From Oprah Magazine
My husband and I were watching Netflix when a push notification appeared on my phone. I gasped: Chrissy Teigen had lost her baby boy. I immediately stopped paying attention to the show, tearing up as I saw details of the placental issues, blood transfusion, epidural, and ultimately baby loss that Teigen and her husband John Legend endured—more pain than any human being should have to go through.
It’s a pain that I can relate to, and it’s pain that I, too, shared with my social media followers. Of course, Teigen is already catching flack for sharing something so private so publicly. “Why not just endure the trauma silently, stoically?” many have wondered in various comments sections across the Internet.
But I know personally just how cathartic sharing your losses can be, even with strangers. Weirdly, despite our culture’s extreme openness, miscarriage and baby loss have only recently become less taboo to talk about—and because it’s so common, it’s something we need to talk about even more.
As I type this article one-handed, my 5-year-old daughter is doing Zoom kindergarten in the living room. And in my lap is my 5-month-old: my miracle baby. Over the course of two-and-a-half years, I went through three traumatic pregnancy losses back to back, as well as a chemical pregnancy, before finally making it successfully through all three trimesters to her birth.
I’d gotten pregnant easily with my older daughter, so I wasn’t emotionally prepared for the extended trauma of multiple losses. First, at 9 weeks, there was a missed miscarriage, which means the baby is no longer viable but your body doesn’t realize it. That led to a D&C operation at a surgery center to remove the fetus. They were able to test the DNA: a daughter.
Next, there was a natural miscarriage at six weeks, the embryo slipping from my body in the bathroom of a movie theater. After six months of testing, specialists, blood draws, ultrasounds, vitamins, and fertility conversations, I received a green light to try again. It had simply been bad luck, they said.
I immediately got pregnant with another baby, my fourth in four years. But 9 weeks later, as my husband and I sat in an ultrasound room at my doctor’s office, our hands clasped, my lips whispering prayers, we discovered that I’d had yet another missed miscarriage: the most traumatic by far.
After a conversation with my doctor, I elected for misoprostol pills to expel the fetus in the privacy of my home, spending that evening hunched over in pain, alternating between the bathroom and a distracting The Americans marathon on the couch. The pills didn’t “take,” and so I needed another D&C a full five weeks later, which I elected for same day, in-office at UCLA, without anesthesia. I simply wanted the pain gone and the nightmare over. They tested the tissue. Another daughter. A lifetime, erased.

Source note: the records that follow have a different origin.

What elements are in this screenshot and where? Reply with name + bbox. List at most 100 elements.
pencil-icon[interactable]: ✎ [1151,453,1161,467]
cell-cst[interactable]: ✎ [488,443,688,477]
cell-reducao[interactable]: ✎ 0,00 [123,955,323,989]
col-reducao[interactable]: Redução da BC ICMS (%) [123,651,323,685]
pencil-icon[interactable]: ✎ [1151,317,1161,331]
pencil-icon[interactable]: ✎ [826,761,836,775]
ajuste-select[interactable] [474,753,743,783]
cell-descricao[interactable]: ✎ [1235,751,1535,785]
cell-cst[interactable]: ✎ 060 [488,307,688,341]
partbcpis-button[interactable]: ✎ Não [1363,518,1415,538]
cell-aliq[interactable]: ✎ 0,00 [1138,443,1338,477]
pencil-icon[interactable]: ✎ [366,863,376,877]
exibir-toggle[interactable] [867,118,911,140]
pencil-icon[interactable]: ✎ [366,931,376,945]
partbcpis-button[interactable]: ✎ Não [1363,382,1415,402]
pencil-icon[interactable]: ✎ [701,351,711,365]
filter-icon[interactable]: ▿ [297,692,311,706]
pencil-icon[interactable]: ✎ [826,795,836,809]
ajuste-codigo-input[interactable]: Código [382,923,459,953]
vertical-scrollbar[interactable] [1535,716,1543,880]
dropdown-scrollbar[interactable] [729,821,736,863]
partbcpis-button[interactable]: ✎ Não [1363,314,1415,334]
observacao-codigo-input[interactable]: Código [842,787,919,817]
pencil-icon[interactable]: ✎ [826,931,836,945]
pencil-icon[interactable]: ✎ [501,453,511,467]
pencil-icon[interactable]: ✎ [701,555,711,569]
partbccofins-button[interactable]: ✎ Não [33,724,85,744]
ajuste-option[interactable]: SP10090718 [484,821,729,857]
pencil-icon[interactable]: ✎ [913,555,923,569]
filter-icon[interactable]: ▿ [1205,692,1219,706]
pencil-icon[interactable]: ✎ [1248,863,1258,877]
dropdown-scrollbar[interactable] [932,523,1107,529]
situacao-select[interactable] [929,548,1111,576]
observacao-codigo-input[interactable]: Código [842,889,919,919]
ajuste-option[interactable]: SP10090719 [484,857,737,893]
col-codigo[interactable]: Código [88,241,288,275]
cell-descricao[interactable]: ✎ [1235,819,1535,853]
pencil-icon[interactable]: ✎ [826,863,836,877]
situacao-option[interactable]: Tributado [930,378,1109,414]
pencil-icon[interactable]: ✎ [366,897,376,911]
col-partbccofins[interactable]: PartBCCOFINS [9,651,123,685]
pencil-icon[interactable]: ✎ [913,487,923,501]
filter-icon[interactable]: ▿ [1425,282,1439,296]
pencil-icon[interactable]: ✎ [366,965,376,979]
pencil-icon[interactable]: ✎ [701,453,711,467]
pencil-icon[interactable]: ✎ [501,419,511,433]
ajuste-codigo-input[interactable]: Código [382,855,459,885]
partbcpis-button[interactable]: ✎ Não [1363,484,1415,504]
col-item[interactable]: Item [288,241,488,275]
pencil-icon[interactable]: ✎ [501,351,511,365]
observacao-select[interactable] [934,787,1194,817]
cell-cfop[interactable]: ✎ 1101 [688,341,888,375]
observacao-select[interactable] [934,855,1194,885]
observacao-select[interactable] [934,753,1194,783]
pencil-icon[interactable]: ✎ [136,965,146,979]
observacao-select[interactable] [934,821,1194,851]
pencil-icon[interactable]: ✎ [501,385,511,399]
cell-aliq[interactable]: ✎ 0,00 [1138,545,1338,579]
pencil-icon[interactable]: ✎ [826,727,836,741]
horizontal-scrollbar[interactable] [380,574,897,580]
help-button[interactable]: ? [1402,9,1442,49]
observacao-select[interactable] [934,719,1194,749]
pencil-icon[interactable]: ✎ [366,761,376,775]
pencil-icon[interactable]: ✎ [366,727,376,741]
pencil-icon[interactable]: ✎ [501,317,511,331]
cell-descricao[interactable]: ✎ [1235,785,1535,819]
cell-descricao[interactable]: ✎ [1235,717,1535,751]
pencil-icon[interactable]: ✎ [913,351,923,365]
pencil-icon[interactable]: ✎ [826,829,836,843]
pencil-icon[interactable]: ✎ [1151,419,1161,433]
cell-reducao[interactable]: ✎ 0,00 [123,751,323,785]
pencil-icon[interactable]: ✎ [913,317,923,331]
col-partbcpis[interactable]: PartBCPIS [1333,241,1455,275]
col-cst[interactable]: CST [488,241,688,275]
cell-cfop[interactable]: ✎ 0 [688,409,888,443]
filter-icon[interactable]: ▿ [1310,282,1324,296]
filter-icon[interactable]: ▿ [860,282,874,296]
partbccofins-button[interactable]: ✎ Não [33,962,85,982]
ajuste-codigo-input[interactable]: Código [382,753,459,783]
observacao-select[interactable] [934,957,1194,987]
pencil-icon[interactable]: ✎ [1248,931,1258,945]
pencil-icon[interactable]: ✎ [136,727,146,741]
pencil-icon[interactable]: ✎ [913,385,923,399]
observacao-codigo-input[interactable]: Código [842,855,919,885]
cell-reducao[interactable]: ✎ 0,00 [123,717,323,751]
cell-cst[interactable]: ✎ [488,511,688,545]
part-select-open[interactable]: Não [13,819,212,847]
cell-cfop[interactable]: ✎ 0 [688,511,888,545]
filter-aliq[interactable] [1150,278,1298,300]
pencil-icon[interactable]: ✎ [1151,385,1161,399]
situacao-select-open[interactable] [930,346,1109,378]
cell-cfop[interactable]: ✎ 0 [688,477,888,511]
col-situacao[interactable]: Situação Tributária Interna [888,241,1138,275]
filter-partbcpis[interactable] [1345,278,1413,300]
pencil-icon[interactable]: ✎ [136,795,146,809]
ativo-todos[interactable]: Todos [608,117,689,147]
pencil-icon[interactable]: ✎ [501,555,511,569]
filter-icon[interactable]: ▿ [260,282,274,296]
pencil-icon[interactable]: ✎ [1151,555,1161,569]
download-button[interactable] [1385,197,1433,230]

But finally, a happy ending: after a full year of secondary infertility following the third baby loss, I got pregnant for the fifth time. (Well, sixth, if you count the chemical pregnancy.) That pregnancy was perfect. Textbook. Not a single issue, other than the incessant, gnawing terror that plagued me at all hours, worried for my baby’s wellbeing.
I enthusiastically liked and commented on other people’s pregnancy announcements, but I uncharacteristically kept my own pregnancy under wraps until I was 36 weeks along, out of pure fear of jinxing it. After all, I’d taken friends and followers along on each stage of my journey with previous babies, even posting a photo from UCLA immediately post D&C, desperately wanting to feel less alone.
When I finally revealed the good news on my Instagram—my belly enormous, my 5-year-old proudly grinning—it was my most-liked and commented-upon post ever: people I didn’t even know were flooding my account with ecstatic well wishes and grateful prayers and telling me how they’d been rooting for our eventual baby success, because it gave them hope for themselves, too.
People who have been through the miscarriage and stillbirth trenches know that it’s like being in the saddest secret society—something nobody wants to be a member of. But it bonds you to others who have been through the grief, too. The losses change you forever.
And in those darkest moments, when you’re trying to dig yourself out of the bottomless pit of existential despair, it genuinely helps to connect with others—even strangers —who can relate. You already feel so alone. Sharing your pain lightens the load.
Like many grieving parents, Teigen and Legend named their baby: Jack. At the advice of my OB, mine had names, too: August, Hope, Ella Rose.
And finally, my beautiful, incredible, miracle baby, a dream made real. Her name is Charlotte. She’s 5 months old. And she wouldn’t be here if we hadn’t walked that hard road.
My heart aches for Teigen and Legend, but I applaud them for bravely sharing their story. People saying they shouldn’t be sharing are missing the point. They’ve already helped countless other grieving people realize that they’re not the only ones to experience such a horrifying loss. And I wish them every happiness in the future, private and public—social media trolls and armchair quarterbacks be damned.